At least 3000 villagers in Chipinge District have been served with eviction notices by the Ministry of Lands, Agriculture and Rural Resettlement. These villagers are found in Checheche, Masimbe, Kondo, Munyokowere, Mucha, Siyekaye and Ndiyadzo villages. The eviction notices gave them seven days to vacate the land they have been occupying since the early 1990s. The eviction notices are said to be necessitated by a 2018 Cabinet resolution on illegal settlers. The cabinet resolved that all people found in farms without any offer letter, permit, lease or title deed are committing a crime in terms of the Lands Consequential Provisions Act Chapter 20:28
The Lands Consequential Provisions Act Chapter 20:28 neglected the ancestral rights of the villagers on the land they have a traditional claim. The law is now being used to revise and reshape culture whereas villagers believed that it should be used to reshape the repressive norms that characterized the colonial period.

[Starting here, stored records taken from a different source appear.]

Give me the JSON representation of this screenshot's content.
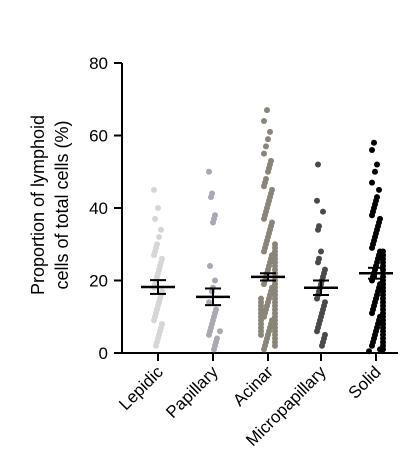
{
  "chart_data": {
    "type": "scatter",
    "title": "",
    "xlabel": "",
    "ylabel_lines": [
      "Proportion of lymphoid",
      "cells of total cells (%)"
    ],
    "ylim": [
      0,
      80
    ],
    "yticks": [
      "0",
      "20",
      "40",
      "60",
      "80"
    ],
    "grid": false,
    "categories": [
      "Lepidic",
      "Papillary",
      "Acinar",
      "Micropapillary",
      "Solid"
    ],
    "colors": {
      "Lepidic": "#d6d6d6",
      "Papillary": "#a9a9b6",
      "Acinar": "#8a8578",
      "Micropapillary": "#4a4a4a",
      "Solid": "#000000"
    },
    "series": [
      {
        "category": "Lepidic",
        "mean": 18.2,
        "sem": 1.9,
        "values": [
          45,
          40,
          37,
          34,
          32,
          30,
          29,
          28,
          27,
          26,
          25,
          24,
          23,
          22,
          21,
          20,
          19,
          18,
          17,
          16,
          15,
          14,
          13,
          12,
          11,
          10,
          9,
          8,
          7,
          6,
          5,
          4,
          3,
          2
        ]
      },
      {
        "category": "Papillary",
        "mean": 15.5,
        "sem": 2.3,
        "values": [
          50,
          44,
          43,
          38,
          37,
          36,
          24,
          20,
          18,
          17,
          14,
          12,
          11,
          10,
          9,
          8,
          7,
          6,
          6,
          5,
          4,
          3,
          2,
          1
        ]
      },
      {
        "category": "Acinar",
        "mean": 21.0,
        "sem": 1.0,
        "values": [
          67,
          64,
          61,
          59,
          57,
          55,
          53,
          52,
          51,
          50,
          48,
          47,
          46,
          45,
          44,
          43,
          42,
          41,
          40,
          39,
          38,
          37,
          36,
          35,
          34,
          33,
          32,
          31,
          30,
          30,
          29,
          29,
          28,
          28,
          27,
          27,
          26,
          26,
          25,
          25,
          24,
          24,
          23,
          23,
          22,
          22,
          21,
          21,
          20,
          20,
          19,
          19,
          18,
          18,
          17,
          17,
          16,
          16,
          15,
          15,
          15,
          14,
          14,
          14,
          13,
          13,
          13,
          12,
          12,
          12,
          11,
          11,
          11,
          10,
          10,
          10,
          9,
          9,
          9,
          8,
          8,
          8,
          7,
          7,
          7,
          6,
          6,
          6,
          5,
          5,
          5,
          4,
          4,
          3,
          3,
          2,
          2,
          1
        ]
      },
      {
        "category": "Micropapillary",
        "mean": 18.0,
        "sem": 2.0,
        "values": [
          52,
          42,
          39,
          35,
          34,
          28,
          26,
          25,
          23,
          22,
          21,
          20,
          19,
          18,
          17,
          16,
          15,
          14,
          13,
          12,
          11,
          10,
          9,
          8,
          7,
          6,
          5,
          4,
          3,
          2
        ]
      },
      {
        "category": "Solid",
        "mean": 22.0,
        "sem": 1.5,
        "values": [
          58,
          56,
          52,
          50,
          47,
          45,
          43,
          42,
          41,
          40,
          39,
          38,
          37,
          36,
          35,
          34,
          33,
          32,
          31,
          30,
          29,
          28,
          28,
          27,
          27,
          26,
          26,
          25,
          25,
          24,
          24,
          23,
          23,
          22,
          22,
          21,
          21,
          20,
          20,
          19,
          19,
          18,
          18,
          17,
          17,
          16,
          16,
          15,
          15,
          14,
          14,
          13,
          13,
          12,
          12,
          11,
          11,
          10,
          10,
          9,
          9,
          8,
          8,
          7,
          7,
          6,
          6,
          5,
          5,
          4,
          4,
          3,
          3,
          2,
          2,
          1,
          1,
          0.5
        ]
      }
    ]
  }
}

“The government has to understand and interpret their laws in the context that the control of land is vested in an ancestry group and access is determined by social identity. Culture defines our social identity as a people and we cannot be denied that identity.” Headman Munyokowere is quoted as saying. He is one of the villagers served with a notice to vacate the land. In Chipinge district, culture is a framework through which individuals in society come to apprehend reality. Thus, it is understood to shape society from the inside out by providing the principal terms of social life that is largely natural, normal, cohesive and coherent. However, the law appears to displace these norms as it imposes legal requirements on right to land that are inconsistent with cultural values and norms.
Land in Chipinge District is a critical cultural, social and economic asset in terms of access and ownership. Customary tenure system in the district resonate with the Ndau cultural values of community cohesion. Customary land tenure is, nevertheless, characterized by its largely unwritten nature and is location specific. On the other hand, the Lands Consequential Provisions Act Chapter 20:28 in its written form attest to the idea that land rights are allocated and confirmed through the issuance of titles and/or other forms of registration of ownership. Therefore, the administration of the Lands Consequential Provisions Act Chapter 20:28, is viewed as the attempt to annihilate customary land tenure system.

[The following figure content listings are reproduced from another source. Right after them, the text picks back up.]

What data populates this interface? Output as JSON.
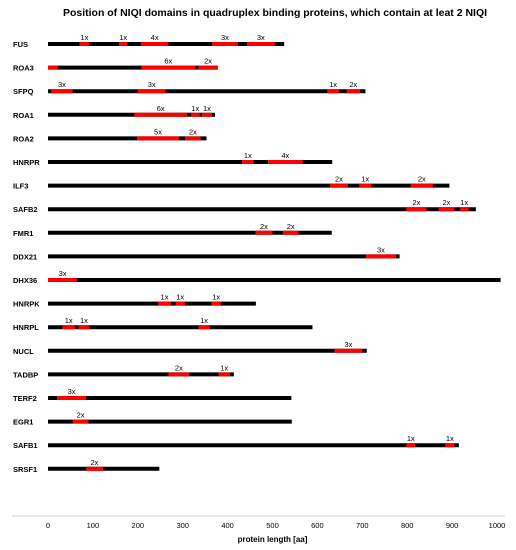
{
  "chart_data": {
    "type": "bar",
    "title": "Position of NIQI domains in quadruplex binding proteins, which contain at leat 2 NIQI",
    "xlabel": "protein length [aa]",
    "ylabel": "",
    "xlim": [
      0,
      1000
    ],
    "xticks": [
      0,
      100,
      200,
      300,
      400,
      500,
      600,
      700,
      800,
      900,
      1000
    ],
    "grid": false,
    "colors": {
      "protein": "#000000",
      "domain": "#ff0000"
    },
    "proteins": [
      {
        "name": "FUS",
        "length": 526,
        "domains": [
          {
            "start": 70,
            "end": 92,
            "label": "1x"
          },
          {
            "start": 158,
            "end": 177,
            "label": "1x"
          },
          {
            "start": 207,
            "end": 268,
            "label": "4x"
          },
          {
            "start": 365,
            "end": 423,
            "label": "3x"
          },
          {
            "start": 443,
            "end": 505,
            "label": "3x"
          }
        ]
      },
      {
        "name": "ROA3",
        "length": 378,
        "domains": [
          {
            "start": 0,
            "end": 22,
            "label": ""
          },
          {
            "start": 208,
            "end": 328,
            "label": "6x"
          },
          {
            "start": 335,
            "end": 378,
            "label": "2x"
          }
        ]
      },
      {
        "name": "SFPQ",
        "length": 707,
        "domains": [
          {
            "start": 7,
            "end": 55,
            "label": "3x"
          },
          {
            "start": 200,
            "end": 262,
            "label": "3x"
          },
          {
            "start": 622,
            "end": 648,
            "label": "1x"
          },
          {
            "start": 665,
            "end": 695,
            "label": "2x"
          }
        ]
      },
      {
        "name": "ROA1",
        "length": 372,
        "domains": [
          {
            "start": 192,
            "end": 310,
            "label": "6x"
          },
          {
            "start": 318,
            "end": 338,
            "label": "1x"
          },
          {
            "start": 343,
            "end": 365,
            "label": "1x"
          }
        ]
      },
      {
        "name": "ROA2",
        "length": 353,
        "domains": [
          {
            "start": 198,
            "end": 292,
            "label": "5x"
          },
          {
            "start": 305,
            "end": 340,
            "label": "2x"
          }
        ]
      },
      {
        "name": "HNRPR",
        "length": 633,
        "domains": [
          {
            "start": 432,
            "end": 458,
            "label": "1x"
          },
          {
            "start": 490,
            "end": 567,
            "label": "4x"
          }
        ]
      },
      {
        "name": "ILF3",
        "length": 894,
        "domains": [
          {
            "start": 628,
            "end": 668,
            "label": "2x"
          },
          {
            "start": 693,
            "end": 720,
            "label": "1x"
          },
          {
            "start": 808,
            "end": 857,
            "label": "2x"
          }
        ]
      },
      {
        "name": "SAFB2",
        "length": 953,
        "domains": [
          {
            "start": 798,
            "end": 843,
            "label": "2x"
          },
          {
            "start": 870,
            "end": 905,
            "label": "2x"
          },
          {
            "start": 917,
            "end": 937,
            "label": "1x"
          }
        ]
      },
      {
        "name": "FMR1",
        "length": 632,
        "domains": [
          {
            "start": 462,
            "end": 500,
            "label": "2x"
          },
          {
            "start": 523,
            "end": 558,
            "label": "2x"
          }
        ]
      },
      {
        "name": "DDX21",
        "length": 783,
        "domains": [
          {
            "start": 708,
            "end": 775,
            "label": "3x"
          }
        ]
      },
      {
        "name": "DHX36",
        "length": 1008,
        "domains": [
          {
            "start": 0,
            "end": 65,
            "label": "3x"
          }
        ]
      },
      {
        "name": "HNRPK",
        "length": 463,
        "domains": [
          {
            "start": 245,
            "end": 274,
            "label": "1x"
          },
          {
            "start": 284,
            "end": 305,
            "label": "1x"
          },
          {
            "start": 364,
            "end": 385,
            "label": "1x"
          }
        ]
      },
      {
        "name": "HNRPL",
        "length": 589,
        "domains": [
          {
            "start": 32,
            "end": 60,
            "label": "1x"
          },
          {
            "start": 68,
            "end": 92,
            "label": "1x"
          },
          {
            "start": 335,
            "end": 360,
            "label": "1x"
          }
        ]
      },
      {
        "name": "NUCL",
        "length": 710,
        "domains": [
          {
            "start": 638,
            "end": 700,
            "label": "3x"
          }
        ]
      },
      {
        "name": "TADBP",
        "length": 414,
        "domains": [
          {
            "start": 268,
            "end": 315,
            "label": "2x"
          },
          {
            "start": 380,
            "end": 405,
            "label": "1x"
          }
        ]
      },
      {
        "name": "TERF2",
        "length": 542,
        "domains": [
          {
            "start": 20,
            "end": 85,
            "label": "3x"
          }
        ]
      },
      {
        "name": "EGR1",
        "length": 543,
        "domains": [
          {
            "start": 55,
            "end": 90,
            "label": "2x"
          }
        ]
      },
      {
        "name": "SAFB1",
        "length": 915,
        "domains": [
          {
            "start": 798,
            "end": 818,
            "label": "1x"
          },
          {
            "start": 885,
            "end": 905,
            "label": "1x"
          }
        ]
      },
      {
        "name": "SRSF1",
        "length": 248,
        "domains": [
          {
            "start": 85,
            "end": 122,
            "label": "2x"
          }
        ]
      }
    ]
  }
}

It is important that communities that are defined by the consciousness of a form of cultural identity should be accorded protection and expression in appropriate legal and institutional framework. The affected villagers have a strong cultural, historical and emotional connections to the land in which they are being evicted. Without this land, the villagers will be unable to survive as cultural distinct entities. The government ought to respect and acknowledge the cultural context of the Ndau people and make the law reflect customary land rights. This is in accordance with the international human rights law doctrine that underscore the fact that culture is a “cluster of social and economic activities, which gives a community its sense of identity”. The affected villagers are not claiming just any land but the land that have a cultural importance to them.
“What they have done to the villagers is unjust and smacks of arbitrary authority from our government. The government must ensure that customary land rights are protected and leveraged against manipulation but instead it is exposing vulnerable communities.” Allan Murozvi said, a community activist working with the Platform for Youth and Community Development Trust (PYCD).
Legal distortions around customary ownership of land is the bedrock of the villagers’ dilemma. The law should recognize the rights of the rural communities to self-preservation.